To further her research, she’ll use the most technologically advanced observatory on the planet, the Atacama Large Millimeter Array in Chile.
Astronomy professor Michael Skrutskie, who chairs the department, nominated Johnson and wrote about her work with the new observatory. “Those with early access to the newest observing capabilities make the big discoveries,” he said.
“As a world leader in the field of extragalactic star formation and a pioneer in ‘super star cluster’ research, Kelsey Johnson is in a unique position to exploit the newly available capabilities of the most powerful telescope of our time – the Atacama Large Millimeter Array in Chile – operated by the National Radio Astronomy Observatory right here in Charlottesville,” Skrutskie said.
A recipient of a Packard Foundation Fellowship and a National Science Foundation CAREER Award, Johnson also directs the program “Dark Skies, Bright Kids,” a volunteer program in local elementary schools to show children science can be fun, creative and exciting through a variety of activities.

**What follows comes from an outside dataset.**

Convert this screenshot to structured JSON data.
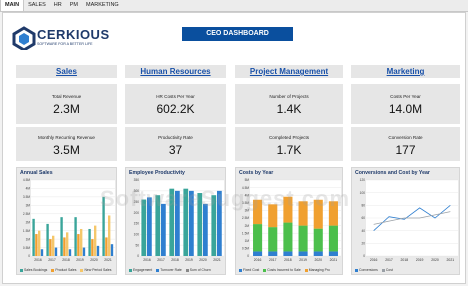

Johnson earned her master’s and doctoral degrees in astrophysics from the University of Colorado and her B.A. in physics from Carleton College.
The Distinguished Research Career Award gives recently tenured faculty $50,000 for a two-year period, and the Distinguished Research Award for senior faculty provides $150,000 over three years.
Last year’s winners of the Distinguished Research Awards were Paulo D’Odorico, Ernest H. Ern Professor of Environmental Sciences, and Olivier Pfister, professor of experimental atomic, molecular and optical physics. A Distinguished Research Career Award went to Benton Calhoun, an associate professor of electrical and computer engineering.